Legal scholar seeks reinstatement to practice law

By Karen Kidd | Jan 17, 2018

LOS ANGELES (Northern California Record) — Renewed health and vigor is behind the decision by noted land use and planning legal scholar James Alan Kushner to seek readmission to the California Bar, following his resignation in 2012, Kushner said during a recent interview. "

LOS ANGELES (Northern California Record) — Renewed health and vigor is behind the decision by noted land use and planning legal scholar James Alan Kushner to seek readmission to the California Bar, following his resignation in 2012, Kushner said during a recent interview.

"We cannot say how long we live," the 72-year-old professor of law emeritus at Southwestern Law School in Los Angeles said during a Northern California Record email interview. "But if one takes care of their body with proper diet and exercise, and health care, we can maintain a youthful outlook and remain productive. We can continue our productivity as long as the equipment holds up. I do not feel particularly old."

In a decision filed Dec. 14, the California State Bar Court recommended the California Supreme Court approve his petition for reinstatement, which Kushner filed the previous June. Supreme Court action on Kushner's petition is still pending.

Kushner passed the Multistate Professional Responsibility Examination in March.


A graduate of the University of Miami in Coral Gables, Florida, and the University of Maryland's School of Law in Baltimore, Kushner joined the full-time faculty at Southwestern Law School in 1975. That same year, he was first admitted to the bar in California, according to his profile at the state bar's website.

An adjunct faculty member at several law schools, earlier in his career Kushner was director of housing for Ohio's Office of Economic Opportunity and was managing attorney of the Legal Aid and Defender Society of Greater Kansas City's law reform unit. He also served as a project attorney for the Earl Warren Legal Institute's National Housing and Economic Development Law Project in Berkeley.

Kushner is a former adviser on fair housing enforcement, law and policy for the U.S. Department for Housing and Urban Development, as well as other governmental entities, and former president of the Fair Housing Congress of Southern California Board of Directors. Kushner also has served on a number of executive boards, including the Association of American Law Schools Sections on Constitutional Law, Local Government Law, and Poverty Law.

His books include the civil rights litigation series "Government Discrimination: Equal Protection Law and Litigation", "Global Climate Change and the Road to Extinction", "Fair Housing: Discrimination in Real Estate, Community Development and Revitalization", "Comparative Urban Planning Law" and the latest editions of "Subdivision Law and Growth Management".

For years, he was a visiting professor to law schools across the nation and in Europe, including universities in the United Kingdom and the Netherlands. In 2011 he completed a Fulbright Scholarship as visiting professor in the Fulbright chair, Politecnico di Torino in Turin, Italy.

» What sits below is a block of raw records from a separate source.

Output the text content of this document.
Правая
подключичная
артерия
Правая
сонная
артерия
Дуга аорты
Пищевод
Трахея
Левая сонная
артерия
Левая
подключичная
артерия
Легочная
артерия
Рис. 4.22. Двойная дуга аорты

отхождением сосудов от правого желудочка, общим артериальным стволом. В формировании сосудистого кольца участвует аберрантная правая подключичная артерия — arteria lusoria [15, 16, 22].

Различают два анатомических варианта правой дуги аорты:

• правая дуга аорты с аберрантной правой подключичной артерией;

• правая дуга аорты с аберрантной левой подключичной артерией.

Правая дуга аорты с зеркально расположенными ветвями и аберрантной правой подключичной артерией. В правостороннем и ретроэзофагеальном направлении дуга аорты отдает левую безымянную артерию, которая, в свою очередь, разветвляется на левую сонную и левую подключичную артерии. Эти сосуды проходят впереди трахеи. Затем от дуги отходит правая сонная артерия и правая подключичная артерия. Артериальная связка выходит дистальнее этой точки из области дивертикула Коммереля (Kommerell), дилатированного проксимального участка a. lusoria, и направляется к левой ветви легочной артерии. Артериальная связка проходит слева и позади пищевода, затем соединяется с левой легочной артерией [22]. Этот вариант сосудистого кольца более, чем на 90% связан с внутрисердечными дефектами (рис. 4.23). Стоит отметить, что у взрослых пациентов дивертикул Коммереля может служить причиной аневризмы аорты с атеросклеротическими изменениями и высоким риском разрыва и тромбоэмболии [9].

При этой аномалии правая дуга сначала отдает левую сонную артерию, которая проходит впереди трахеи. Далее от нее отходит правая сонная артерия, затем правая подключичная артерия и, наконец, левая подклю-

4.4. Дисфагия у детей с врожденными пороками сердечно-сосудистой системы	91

The following year, after about 37 years of state bar membership, Kushner said his health forced him to take a step back from full-time teaching and to take stock of himself. "I was suffering from an immobilizing back injury and diabetes," he said. "At that time I did not see my requiring a license and resigned."

That same year, he underwent back surgery and moved to San Francisco. "Within the year I had at first lost 80 pounds, had - continuing to today - engaged in a serious exercise regimen, and I'm happily married," he said.

Following his resignation, Kushner also became a part-time adjunct professor at Golden Gate University School of Law in San Francisco, and authored or co-authored casebooks on land use regulation, urban planning law and housing and community development. He also wrote and continues to maintain two multi-volume treatises.

Last year, Kushner began taking steps to restore his membership to the bar in California. "The diabetes is done and I feel more like 50," he said. "Although half my time is spent writing and keeping up my treatises on land development and equal protection and civil rights, I do have additional time and my knowledge of law practice may help someone in need or advance a cause I believe in."